Quedan pocas botellas de esta joya, menos de 1000. Pizarra roja desmoronada para una cosecha de primavera primeriza, mayo cálido y septiembre-octubre muy lluviosos. Amarillo bastante pálido en copa, tremenda mineralidad en el primer golpe de nariz: gasolina de zippo que se evapora con rapidez gracias a una copa Mikasa. Tierra mojada, cerilla consumida, jazmín. Tremenda estructura en boca, acidez, cuerpo y brío. Zumo de pomelo en posgusto y la sensación de que a este 98 le quedan largos años por delante. Como decía quien más sabe: será Qba pero tiene alma, cuerpo y estructura de Kabinett de gran calidad este vino. Para comprar, disfrutar ya y lo que sobre, guardarlo algunos años más.

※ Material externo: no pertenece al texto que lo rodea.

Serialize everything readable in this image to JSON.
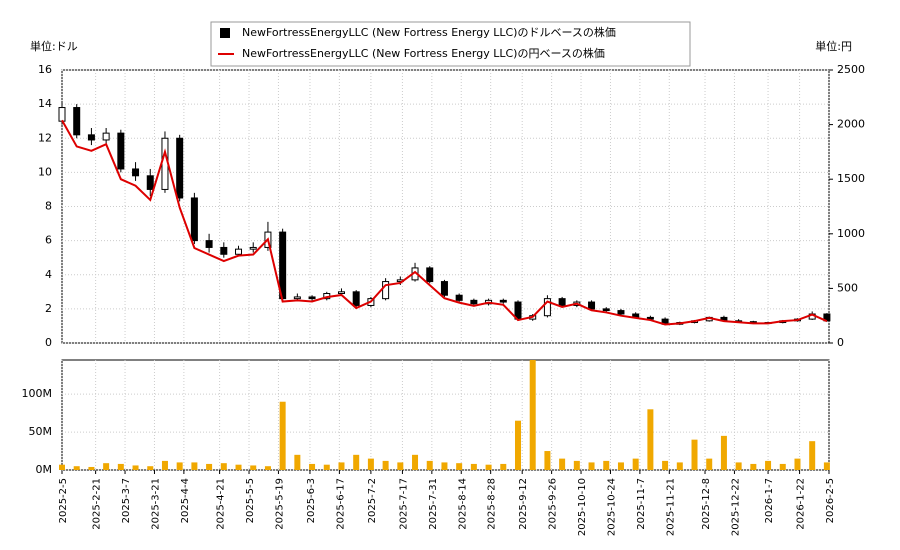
{
  "chart_data": [
    {
      "type": "candlestick",
      "unit_left": "単位:ドル",
      "unit_right": "単位:円",
      "legend": "top",
      "x": [
        "2025-2-5",
        "2025-2-12",
        "2025-2-19",
        "2025-2-26",
        "2025-3-5",
        "2025-3-12",
        "2025-3-19",
        "2025-3-26",
        "2025-4-2",
        "2025-4-9",
        "2025-4-16",
        "2025-4-23",
        "2025-4-30",
        "2025-5-7",
        "2025-5-14",
        "2025-5-21",
        "2025-5-28",
        "2025-6-4",
        "2025-6-11",
        "2025-6-18",
        "2025-6-25",
        "2025-7-2",
        "2025-7-9",
        "2025-7-16",
        "2025-7-23",
        "2025-7-30",
        "2025-8-6",
        "2025-8-13",
        "2025-8-20",
        "2025-8-27",
        "2025-9-3",
        "2025-9-10",
        "2025-9-17",
        "2025-9-24",
        "2025-10-1",
        "2025-10-8",
        "2025-10-15",
        "2025-10-22",
        "2025-10-29",
        "2025-11-5",
        "2025-11-12",
        "2025-11-19",
        "2025-11-26",
        "2025-12-3",
        "2025-12-10",
        "2025-12-17",
        "2025-12-24",
        "2025-12-31",
        "2026-1-7",
        "2026-1-14",
        "2026-1-21",
        "2026-1-28",
        "2026-2-4"
      ],
      "series": [
        {
          "name": "NewFortressEnergyLLC (New Fortress Energy LLC)のドルベースの株価",
          "color": "#000000",
          "open": [
            13.0,
            13.8,
            12.2,
            11.9,
            12.3,
            10.2,
            9.8,
            9.0,
            12.0,
            8.5,
            6.0,
            5.6,
            5.2,
            5.5,
            5.6,
            6.5,
            2.6,
            2.7,
            2.6,
            2.9,
            3.0,
            2.2,
            2.6,
            3.6,
            3.7,
            4.4,
            3.6,
            2.8,
            2.5,
            2.3,
            2.5,
            2.4,
            1.4,
            1.6,
            2.6,
            2.2,
            2.4,
            2.0,
            1.9,
            1.7,
            1.5,
            1.4,
            1.1,
            1.2,
            1.3,
            1.5,
            1.3,
            1.25,
            1.2,
            1.2,
            1.3,
            1.4,
            1.7
          ],
          "high": [
            14.1,
            14.0,
            12.6,
            12.6,
            12.5,
            10.6,
            10.2,
            12.4,
            12.2,
            8.8,
            6.4,
            5.9,
            5.7,
            5.9,
            7.1,
            6.7,
            2.9,
            2.8,
            3.0,
            3.2,
            3.1,
            2.7,
            3.8,
            3.9,
            4.7,
            4.5,
            3.7,
            2.9,
            2.6,
            2.6,
            2.6,
            2.5,
            1.7,
            2.8,
            2.7,
            2.5,
            2.5,
            2.1,
            2.0,
            1.8,
            1.6,
            1.5,
            1.25,
            1.35,
            1.55,
            1.6,
            1.4,
            1.3,
            1.25,
            1.35,
            1.45,
            1.85,
            1.75
          ],
          "low": [
            12.8,
            12.0,
            11.6,
            11.7,
            10.0,
            9.5,
            8.6,
            8.8,
            8.3,
            5.8,
            5.3,
            5.0,
            5.1,
            5.3,
            5.4,
            2.4,
            2.5,
            2.4,
            2.5,
            2.8,
            2.0,
            2.1,
            2.5,
            3.4,
            3.6,
            3.5,
            2.7,
            2.4,
            2.2,
            2.2,
            2.3,
            1.3,
            1.3,
            1.5,
            2.1,
            2.1,
            1.9,
            1.8,
            1.6,
            1.45,
            1.35,
            1.05,
            1.05,
            1.15,
            1.25,
            1.25,
            1.2,
            1.15,
            1.15,
            1.15,
            1.25,
            1.35,
            1.25
          ],
          "values": [
            13.8,
            12.2,
            11.9,
            12.3,
            10.2,
            9.8,
            9.0,
            12.0,
            8.5,
            6.0,
            5.6,
            5.2,
            5.5,
            5.6,
            6.5,
            2.6,
            2.7,
            2.6,
            2.9,
            3.0,
            2.2,
            2.6,
            3.6,
            3.7,
            4.4,
            3.6,
            2.8,
            2.5,
            2.3,
            2.5,
            2.4,
            1.4,
            1.6,
            2.6,
            2.2,
            2.4,
            2.0,
            1.9,
            1.7,
            1.5,
            1.4,
            1.1,
            1.2,
            1.3,
            1.5,
            1.3,
            1.25,
            1.2,
            1.2,
            1.3,
            1.4,
            1.7,
            1.3
          ]
        },
        {
          "name": "NewFortressEnergyLLC (New Fortress Energy LLC)の円ベースの株価",
          "color": "#dd0000",
          "axis": "y2",
          "values": [
            2040,
            1800,
            1760,
            1820,
            1500,
            1440,
            1310,
            1750,
            1240,
            870,
            810,
            750,
            800,
            810,
            950,
            380,
            390,
            380,
            420,
            440,
            320,
            380,
            530,
            550,
            650,
            530,
            410,
            370,
            340,
            370,
            350,
            210,
            240,
            380,
            330,
            360,
            300,
            280,
            250,
            230,
            210,
            170,
            180,
            200,
            230,
            200,
            190,
            180,
            180,
            200,
            210,
            260,
            200
          ]
        }
      ],
      "ylim": [
        0,
        16
      ],
      "yticks": [
        0,
        2,
        4,
        6,
        8,
        10,
        12,
        14,
        16
      ],
      "y2lim": [
        0,
        2500
      ],
      "y2ticks": [
        0,
        500,
        1000,
        1500,
        2000,
        2500
      ],
      "grid": true
    },
    {
      "type": "bar",
      "color": "#f0a800",
      "grid": true,
      "x": [
        "2025-2-5",
        "2025-2-12",
        "2025-2-19",
        "2025-2-26",
        "2025-3-5",
        "2025-3-12",
        "2025-3-19",
        "2025-3-26",
        "2025-4-2",
        "2025-4-9",
        "2025-4-16",
        "2025-4-23",
        "2025-4-30",
        "2025-5-7",
        "2025-5-14",
        "2025-5-21",
        "2025-5-28",
        "2025-6-4",
        "2025-6-11",
        "2025-6-18",
        "2025-6-25",
        "2025-7-2",
        "2025-7-9",
        "2025-7-16",
        "2025-7-23",
        "2025-7-30",
        "2025-8-6",
        "2025-8-13",
        "2025-8-20",
        "2025-8-27",
        "2025-9-3",
        "2025-9-10",
        "2025-9-17",
        "2025-9-24",
        "2025-10-1",
        "2025-10-8",
        "2025-10-15",
        "2025-10-22",
        "2025-10-29",
        "2025-11-5",
        "2025-11-12",
        "2025-11-19",
        "2025-11-26",
        "2025-12-3",
        "2025-12-10",
        "2025-12-17",
        "2025-12-24",
        "2025-12-31",
        "2026-1-7",
        "2026-1-14",
        "2026-1-21",
        "2026-1-28",
        "2026-2-4"
      ],
      "values": [
        7000000,
        5000000,
        4000000,
        9000000,
        8000000,
        6000000,
        5000000,
        12000000,
        10000000,
        10000000,
        8000000,
        9000000,
        7000000,
        6000000,
        5000000,
        90000000,
        20000000,
        8000000,
        7000000,
        10000000,
        20000000,
        15000000,
        12000000,
        10000000,
        20000000,
        12000000,
        10000000,
        9000000,
        8000000,
        7000000,
        8000000,
        65000000,
        145000000,
        25000000,
        15000000,
        12000000,
        10000000,
        12000000,
        10000000,
        15000000,
        80000000,
        12000000,
        10000000,
        40000000,
        15000000,
        45000000,
        10000000,
        8000000,
        12000000,
        8000000,
        15000000,
        38000000,
        10000000
      ],
      "ylim": [
        0,
        145000000
      ],
      "yticks": [
        {
          "value": 0,
          "label": "0M"
        },
        {
          "value": 50000000,
          "label": "50M"
        },
        {
          "value": 100000000,
          "label": "100M"
        }
      ],
      "xticks": [
        "2025-2-5",
        "2025-2-21",
        "2025-3-7",
        "2025-3-21",
        "2025-4-4",
        "2025-4-21",
        "2025-5-5",
        "2025-5-19",
        "2025-6-3",
        "2025-6-17",
        "2025-7-2",
        "2025-7-17",
        "2025-7-31",
        "2025-8-14",
        "2025-8-28",
        "2025-9-12",
        "2025-9-26",
        "2025-10-10",
        "2025-10-24",
        "2025-11-7",
        "2025-11-21",
        "2025-12-8",
        "2025-12-22",
        "2026-1-7",
        "2026-1-22",
        "2026-2-5"
      ]
    }
  ]
}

El otro plato fuerte de la noche era la cata comparada de varias parejas. Una ya la conocía bastante bien (y tengo a buen recaudo algunas botellas todavía, de varias añadas): el pago de la farmacia de Tritenheim de Grans-Fassian. Lo pasé en grande con ellos, pero me quedo, hoy, con la narración de la "lucha" habida en el trocito de la Iglesia, Kirchenstück, quizás el pago más valorado del Palatinado. Como bien recordaba un amigo, una estaca con el nombre de la bodega separa la uva de Dr.Bürklin-Wolf de la de Basserman Jordan. Pero las diferencias son más notables en nariz y en paladar. Gran ejercicio el propuesto por Vinialia, sin duda, al comparar Kirchenstück GG 2002 de ambas bodegas. En mi percepción de esa noche, Bürklin-Wolf estuvo superior. Del color, casi, de la miel de castaño, es un vino con aromas de flor seca y todas las variedades (¡a lo largo de una hora!) del caramelo y del dulce de leche (toffee y azúcar). Es un vino con músculo, estructurado. Mi sensibilidad iba más por ahí, pero reconozco que Basserman Jordan, con un grado, un tartárico y un azúcar residual casi paralelos (13,5ºC / 7,6 gr/L / 7,5 gr/L) al anterior vino, ofrecía un perfil muy distinto, mucho más austero, mineral, con aromas de infusión de manzanilla, con ceniza más marcada, casi con crema de cacahuetes al final. Mis dos vinos de la noche, sin duda, fueron estos dos, de dos de las mejores bodegas alemanas, Von Schubert y Bürklin-Wolf. Del Grans Fassian Trittenheimer Apotheke Auslese 1990 ya he hablado en otra ocasión: otro vinazo, sin duda.

La foto de Herrenberg (de la montaña, vaya) es de Winepage. La de Kirchenstück, de Polakia.